Celery
Celery is an asynchronous task queue/job queue based on distributed message passing. It is focused on real-time operation, but supports scheduling as well.
The execution units, called tasks, are executed concurrently on a single or more worker servers using multiprocessing, Eventlet, or gevent. Tasks can execute asynchronously (in the background) or synchronously (wait until ready).
Task Queue
Task queues are used as a mechanism to distribute work across threads or machines.
A task queue's input is a unit of work, called a task, dedicated worker processes then constantly monitor the queue for new work to perform.
Celery communicates via messages, usually using a broker to mediate between clients and workers. To initiate a task a client puts a message on the queue, the broker then delivers the message to a worker.
A Celery system can consist of multiple workers and brokers, giving way to high availability and horizontal scaling.
Celery is written in Python, but the protocol can be implemented in any language. In addition to Python there's node-celery for Node.js, and a PHP client.
Language interoperability can also be achieved by using webhooks in such a way that the client enqueues an URL to be requested by a worker.
Brokers
- RabbitMQ
- Redis
- Amazon SQS
- The recommended message brokers are RabbitMQ or Redis.
Concurrency
Result Stores
- AMQP, Redis
- Memcached,
- SQLAlchemy, Django ORM
- Apache Cassandra, Elasticsearch, Riak
- MongoDB, CouchDB, Couchbase, ArangoDB
- Amazon DynamoDB, Amazon S3
- Microsoft Azure Block Blob, Microsoft Azure Cosmos DB
- File system
Serialization
- pickle, json, yaml, msgpack.
- zlib, bzip2compression.
- Cryptographic message signing.
States
- celery.states.FAILURE = 'FAILURE' - Task failed
- celery.states.PENDING = 'PENDING' - Task state is unknown (assumed pending since you know the id).
- celery.states.RECEIVED = 'RECEIVED' - Task was received by a worker (only used in events).
- celery.states.RETRY = 'RETRY' - Task is waiting for retry.
- celery.states.REVOKED = 'REVOKED' - Task was revoked.
- celery.states.STARTED = 'STARTED' - Task was started by a worker (task_track_started).
- celery.states.SUCCESS = 'SUCCESS' - Task succeeded
- celery.states.precedence(state: str) → int - Get the precedence index for state.

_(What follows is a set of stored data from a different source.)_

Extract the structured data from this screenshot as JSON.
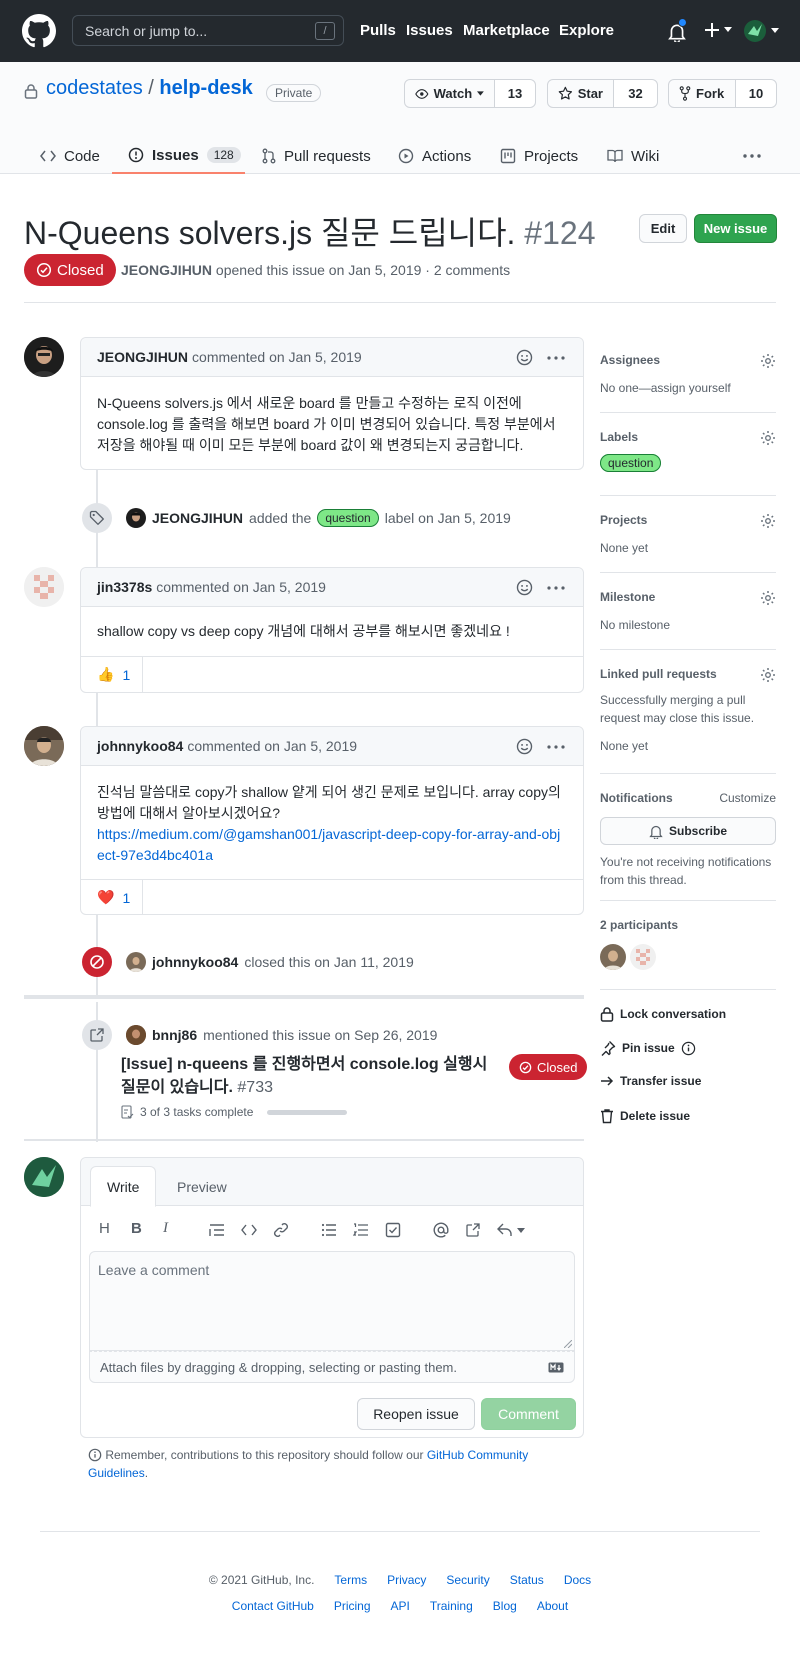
{
  "header": {
    "search_placeholder": "Search or jump to...",
    "slash": "/",
    "nav": [
      "Pulls",
      "Issues",
      "Marketplace",
      "Explore"
    ]
  },
  "repo": {
    "owner": "codestates",
    "sep": "/",
    "name": "help-desk",
    "visibility": "Private",
    "watch_label": "Watch",
    "watch_count": "13",
    "star_label": "Star",
    "star_count": "32",
    "fork_label": "Fork",
    "fork_count": "10"
  },
  "tabs": {
    "code": "Code",
    "issues": "Issues",
    "issues_count": "128",
    "pulls": "Pull requests",
    "actions": "Actions",
    "projects": "Projects",
    "wiki": "Wiki"
  },
  "issue": {
    "title": "N-Queens solvers.js 질문 드립니다.",
    "number": "#124",
    "edit": "Edit",
    "new_issue": "New issue",
    "state": "Closed",
    "author": "JEONGJIHUN",
    "meta_text": "opened this issue on Jan 5, 2019 · 2 comments"
  },
  "comments": [
    {
      "author": "JEONGJIHUN",
      "when": "commented on Jan 5, 2019",
      "body": "N-Queens solvers.js 에서 새로운 board 를 만들고 수정하는 로직 이전에 console.log 를 출력을 해보면 board 가 이미 변경되어 있습니다. 특정 부분에서 저장을 해야될 때 이미 모든 부분에 board 값이 왜 변경되는지 궁금합니다."
    },
    {
      "author": "jin3378s",
      "when": "commented on Jan 5, 2019",
      "body": "shallow copy vs deep copy 개념에 대해서 공부를 해보시면 좋겠네요 !",
      "reaction_emoji": "👍",
      "reaction_count": "1"
    },
    {
      "author": "johnnykoo84",
      "when": "commented on Jan 5, 2019",
      "body": "진석님 말씀대로 copy가 shallow 얕게 되어 생긴 문제로 보입니다. array copy의 방법에 대해서 알아보시겠어요?",
      "link": "https://medium.com/@gamshan001/javascript-deep-copy-for-array-and-object-97e3d4bc401a",
      "reaction_emoji": "❤️",
      "reaction_count": "1"
    }
  ],
  "events": {
    "label_actor": "JEONGJIHUN",
    "label_text": "added the",
    "label_name": "question",
    "label_suffix": "label on Jan 5, 2019",
    "closed_actor": "johnnykoo84",
    "closed_text": "closed this on Jan 11, 2019",
    "mention_actor": "bnnj86",
    "mention_text": "mentioned this issue on Sep 26, 2019",
    "mention_title": "[Issue] n-queens 를 진행하면서 console.log 실행시 질문이 있습니다.",
    "mention_number": "#733",
    "mention_state": "Closed",
    "mention_tasks": "3 of 3 tasks complete",
    "mention_progress": 1.0
  },
  "sidebar": {
    "assignees_title": "Assignees",
    "assignees_value": "No one—assign yourself",
    "labels_title": "Labels",
    "label": "question",
    "projects_title": "Projects",
    "projects_value": "None yet",
    "milestone_title": "Milestone",
    "milestone_value": "No milestone",
    "linked_title": "Linked pull requests",
    "linked_desc": "Successfully merging a pull request may close this issue.",
    "linked_value": "None yet",
    "notifications_title": "Notifications",
    "customize": "Customize",
    "subscribe": "Subscribe",
    "notif_desc": "You're not receiving notifications from this thread.",
    "participants": "2 participants",
    "lock": "Lock conversation",
    "pin": "Pin issue",
    "transfer": "Transfer issue",
    "delete": "Delete issue"
  },
  "form": {
    "write": "Write",
    "preview": "Preview",
    "placeholder": "Leave a comment",
    "attach": "Attach files by dragging & dropping, selecting or pasting them.",
    "reopen": "Reopen issue",
    "comment": "Comment",
    "note_prefix": "Remember, contributions to this repository should follow our",
    "note_link": "GitHub Community Guidelines",
    "note_suffix": "."
  },
  "footer": {
    "copyright": "© 2021 GitHub, Inc.",
    "row1": [
      "Terms",
      "Privacy",
      "Security",
      "Status",
      "Docs"
    ],
    "row2": [
      "Contact GitHub",
      "Pricing",
      "API",
      "Training",
      "Blog",
      "About"
    ]
  },
  "colors": {
    "closed": "#cb2431",
    "green": "#2ea44f",
    "link": "#0366d6",
    "tab_accent": "#f9826c"
  }
}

States — Celery 5.4.0 documentation
Features
Monitoring
A stream of monitoring events is emitted by workers and is used by built-in and external tools to tell you what your cluster is doing -- in real-time.
Work-flows
Simple and complex work-flows can be composed using a set of powerful primitives we call the "canvas", including grouping, chaining, chunking, and more.
Time & Rate Limits
You can control how many tasks can be executed per second/minute/hour, or how long a task can be allowed to run, and this can be set as a default, for a specific worker or individually for each task type.
Scheduling
You can specify the time to run a task in seconds or a datetime, or you can use periodic tasks for recurring events based on a simple interval, or Crontab expressions supporting minute, hour, day of week, day of month, and month of year.
Resource Leak Protection
The --max-tasks-per-child option is used for user tasks leaking resources, like memory or file descriptors, that are simply out of your control.
User Components
Each worker component can be customized, and additional components can be defined by the user. The worker is built up using "bootsteps" - a dependency graph enabling fine grained control of the worker's internals.
Celery beat
Scenario - You just launched your product and you need to send recommendations to your users about new products on your platform. You'll send these on the basis of their purchase history each weekend
The above task can be easily performed using a cron job. It is easily configurable in every framework. The important thing to bear in mind is that you should not put the cron jobs directly in the crontab file of your server. You should let the framework handle it.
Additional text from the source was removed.